I don’t really know. But that’s why I’m going to think about it. I have a whole month to figure it out.
In a burst of frustration and rage, I threw a stool. My mom woke me up and I was just falling asleep. She doesn’t understand that I haven’t been sleeping well because of my anxiety flairs at night when I’m trying to fall asleep. I wanted to tell her that but she was moving too fast and reminding me of all the shit I have to do. Like I don’t know. Like I wasn’t up all night worrying about all that shit. I probably shouldn’t think too much about why I threw it. I can’t help but realize that it’s out of character for me. I’m always frustrated when someone wakes me up. But I’ve never been this angry before.
It reminds me of those times when I was in high school. I would bring home a bad report card and they would scold me. I would get so angry and frustrated because they don’t know and I didn’t know how to tell them just how stressful school was for me. I would start backing away but they kept pressing me they kept yelling at me. I remember one time, in particular, I got so frustrated I almost broke. My parents backed me into a corner, literally and figuratively, and I started screaming and pulling my hair out. I couldn’t control myself I was so scared. I don’t remember how my parents reacted or what happened after that.
My worst fear is to have a psychotic breakdown and I’ll have to spend the rest of my life in an institute. I’ve always been scared of losing control and I feel like I’m losing control. I don’t know what to do.
I learned yesterday that one of the women in our writing group died after surgery. It was such a small simple surgery but she got an infection. And infections from hospitals are a hell of a lot more dangerous since they use antibacterial everything. We weren’t expecting her to pass so suddenly and I’m grateful my friend got the information about her death. I would rather know what happened to her than to wonder forever if she’s well or not. Since we’re not family and we don’t know her family we would have never known.
I was honestly not expecting to cry. And definitely didn’t expect to cry multiple times. I didn’t really know her that well. But I can’t stop seeing her smile and hearing her laugh. She had an interesting laugh. She laughed like that’s all she wanted to do. Laugh with friends. We got in contact with her family and they will have a service for her and were invited to come honor her. I haven’t been to a funeral in so long I don’t even know what to do there. Especially not at a friends funeral. I don’t even have funeral clothes.

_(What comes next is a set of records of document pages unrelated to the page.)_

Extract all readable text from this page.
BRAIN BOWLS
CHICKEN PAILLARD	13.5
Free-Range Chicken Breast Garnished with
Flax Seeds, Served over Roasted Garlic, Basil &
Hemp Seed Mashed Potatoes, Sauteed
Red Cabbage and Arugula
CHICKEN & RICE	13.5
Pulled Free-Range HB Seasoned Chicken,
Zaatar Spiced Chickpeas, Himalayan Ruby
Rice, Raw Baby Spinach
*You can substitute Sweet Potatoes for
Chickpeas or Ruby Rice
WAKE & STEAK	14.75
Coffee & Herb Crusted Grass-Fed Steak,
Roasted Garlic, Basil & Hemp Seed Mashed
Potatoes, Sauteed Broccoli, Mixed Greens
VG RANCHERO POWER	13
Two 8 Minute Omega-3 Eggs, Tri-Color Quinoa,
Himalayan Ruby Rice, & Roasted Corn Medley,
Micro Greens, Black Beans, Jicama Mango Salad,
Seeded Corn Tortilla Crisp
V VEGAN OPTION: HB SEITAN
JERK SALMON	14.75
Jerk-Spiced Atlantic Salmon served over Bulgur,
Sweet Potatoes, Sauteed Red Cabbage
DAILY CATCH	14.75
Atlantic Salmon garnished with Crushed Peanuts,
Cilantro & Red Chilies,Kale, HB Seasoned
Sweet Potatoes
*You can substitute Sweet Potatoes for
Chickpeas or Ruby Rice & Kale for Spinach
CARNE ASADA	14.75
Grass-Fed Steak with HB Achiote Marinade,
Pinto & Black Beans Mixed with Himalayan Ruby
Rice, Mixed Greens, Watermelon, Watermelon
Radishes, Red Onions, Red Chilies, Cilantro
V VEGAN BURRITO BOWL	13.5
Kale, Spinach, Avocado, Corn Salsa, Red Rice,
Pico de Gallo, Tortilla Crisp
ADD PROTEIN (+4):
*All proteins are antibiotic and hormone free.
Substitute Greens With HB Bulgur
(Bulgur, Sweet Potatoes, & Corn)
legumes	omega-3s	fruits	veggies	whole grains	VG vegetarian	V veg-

I’m worried that I might not deserve to be there. I didn’t know her that well and yet I’m crying and I miss her. I’m so not used to this. But then who is? Losing a friend so suddenly. I was going to be with my dad for fathers day but then I got the news. Thankfully he understood I needed to be with my friends. But I still feel guilty. But spending time with them was good. We got to share memories of her and talk about honoring her life. After the service we might go to a beach drink a coke, it was her favorite, and read the writing she shared with us.
I’ve been wishing for a vacation. I’ve been wishing to go to the beach again. But I didn’t want to go like this. I guess I should be careful about what I wish for.
It feels like I jumped in quicksand and I’m slowly giving up on trying to get myself out of this mess. I still have bursts of motivation to get myself out. But these bursts of random motivation gets shorter and shorter. I give up faster each time. Letting myself to sink further until I’m in danger of suffocating. When I get to that point I usually have someone there to pull me up a little. They never stay long enough to get me out completely. They have other things to do and I don’t want to be too needy. I’m scared of the day I give up and allow myself to drown.